Not content with having already closed six deals in its brief existence, the German Startups Group (GSG) is now expanding its horizons by seeking investments outside the Internet industry. The Berlin-based fund has also announced that it will offer venture capital and private equity in addition to its seed investing.
The founders of GSG want to open up the startup scene in Berlin to Germany’s high number of individual private investors. Eventually, once the portfolio is large enough, anyone will be able to buy shares in GSG, giving access to the high potential of startups without too much exposure to the high risk.
The fund will, it says, continue to offer seed funding for Internet startups while also providing investment for later-stage companies and, in “special situations,” private equity for small businesses.
This means that its ticket size will now rise to a maximum of €750,000, with seed between €50,000 and €250,000.

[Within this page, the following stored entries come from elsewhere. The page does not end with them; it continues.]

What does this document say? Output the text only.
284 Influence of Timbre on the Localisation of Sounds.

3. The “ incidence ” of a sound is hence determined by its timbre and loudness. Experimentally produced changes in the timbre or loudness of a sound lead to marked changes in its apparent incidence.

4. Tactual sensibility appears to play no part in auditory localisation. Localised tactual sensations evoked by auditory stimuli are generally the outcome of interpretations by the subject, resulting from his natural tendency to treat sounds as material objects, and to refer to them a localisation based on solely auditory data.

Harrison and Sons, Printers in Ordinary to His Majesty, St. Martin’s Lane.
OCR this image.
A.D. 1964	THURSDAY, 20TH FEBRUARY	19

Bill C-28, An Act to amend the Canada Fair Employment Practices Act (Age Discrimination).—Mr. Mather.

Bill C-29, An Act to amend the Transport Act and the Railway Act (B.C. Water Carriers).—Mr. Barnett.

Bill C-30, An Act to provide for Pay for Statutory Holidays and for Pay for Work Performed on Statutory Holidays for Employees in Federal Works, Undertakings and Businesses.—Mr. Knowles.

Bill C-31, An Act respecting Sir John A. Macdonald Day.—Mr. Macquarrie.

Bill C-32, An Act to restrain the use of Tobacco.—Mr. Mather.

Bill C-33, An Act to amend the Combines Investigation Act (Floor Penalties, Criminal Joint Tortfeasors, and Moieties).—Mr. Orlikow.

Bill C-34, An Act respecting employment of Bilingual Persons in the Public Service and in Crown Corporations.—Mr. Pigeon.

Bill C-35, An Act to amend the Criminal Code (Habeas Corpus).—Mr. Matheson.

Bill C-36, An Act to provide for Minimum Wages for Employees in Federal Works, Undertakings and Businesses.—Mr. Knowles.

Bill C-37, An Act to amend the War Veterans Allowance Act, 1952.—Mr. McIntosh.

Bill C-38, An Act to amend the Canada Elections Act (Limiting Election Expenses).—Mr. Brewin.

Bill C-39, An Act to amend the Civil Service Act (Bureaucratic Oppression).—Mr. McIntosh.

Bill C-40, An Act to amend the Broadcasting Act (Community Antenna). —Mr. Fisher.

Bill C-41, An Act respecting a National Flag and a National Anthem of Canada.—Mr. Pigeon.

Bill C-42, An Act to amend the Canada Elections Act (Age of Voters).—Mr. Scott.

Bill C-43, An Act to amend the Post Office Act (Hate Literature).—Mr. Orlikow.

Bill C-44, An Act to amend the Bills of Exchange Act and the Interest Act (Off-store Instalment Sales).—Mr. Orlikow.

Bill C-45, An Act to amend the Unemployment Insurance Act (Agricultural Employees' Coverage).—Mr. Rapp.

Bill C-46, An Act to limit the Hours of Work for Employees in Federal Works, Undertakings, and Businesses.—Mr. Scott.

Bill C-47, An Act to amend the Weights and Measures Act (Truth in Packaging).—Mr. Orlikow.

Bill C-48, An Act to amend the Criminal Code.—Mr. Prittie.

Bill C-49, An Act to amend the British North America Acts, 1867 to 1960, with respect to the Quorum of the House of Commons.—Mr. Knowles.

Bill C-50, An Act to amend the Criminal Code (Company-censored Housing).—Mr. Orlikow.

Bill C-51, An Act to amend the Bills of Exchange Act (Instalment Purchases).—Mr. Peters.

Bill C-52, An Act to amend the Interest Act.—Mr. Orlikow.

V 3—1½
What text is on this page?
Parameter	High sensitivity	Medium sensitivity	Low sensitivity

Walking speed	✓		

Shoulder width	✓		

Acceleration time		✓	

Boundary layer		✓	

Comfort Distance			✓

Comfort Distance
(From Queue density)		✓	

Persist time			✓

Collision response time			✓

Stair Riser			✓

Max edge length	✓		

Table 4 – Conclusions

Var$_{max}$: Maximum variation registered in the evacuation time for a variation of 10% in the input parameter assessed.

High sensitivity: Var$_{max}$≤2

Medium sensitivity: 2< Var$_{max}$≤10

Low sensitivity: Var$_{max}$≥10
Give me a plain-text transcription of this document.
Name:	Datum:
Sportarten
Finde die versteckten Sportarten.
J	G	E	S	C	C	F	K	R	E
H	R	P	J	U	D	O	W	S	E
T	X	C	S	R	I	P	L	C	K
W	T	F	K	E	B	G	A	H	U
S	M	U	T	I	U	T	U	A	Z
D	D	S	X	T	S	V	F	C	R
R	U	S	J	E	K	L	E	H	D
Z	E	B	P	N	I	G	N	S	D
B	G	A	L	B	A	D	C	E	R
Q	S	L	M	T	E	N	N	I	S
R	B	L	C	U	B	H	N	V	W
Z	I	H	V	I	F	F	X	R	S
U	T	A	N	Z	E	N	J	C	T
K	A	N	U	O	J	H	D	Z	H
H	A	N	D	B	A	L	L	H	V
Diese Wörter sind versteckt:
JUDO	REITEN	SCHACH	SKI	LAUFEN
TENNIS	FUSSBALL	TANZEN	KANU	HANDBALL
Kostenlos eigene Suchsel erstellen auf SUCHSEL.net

GSG CEO Christoph Gerlinger, who has already managed two IPOs, said broadening the scope of potential investments for the company would be attractive to its shareholders: “In addition to investments in extremely exciting Internet startups with lots of opportunities and risks, our portfolio will also include investments in more mature companies which, due partly to their special situations, represent substantial upside opportunities with calculable risks.”
Earlier this month, GSG revealed its first six investments, which include fraisr and Startupbootcamp, while this latest move is seemingly evidence of the company’s desire to build up its portfolio quickly to be as attractive as possible to private investors, even if it means stepping away from its core sector.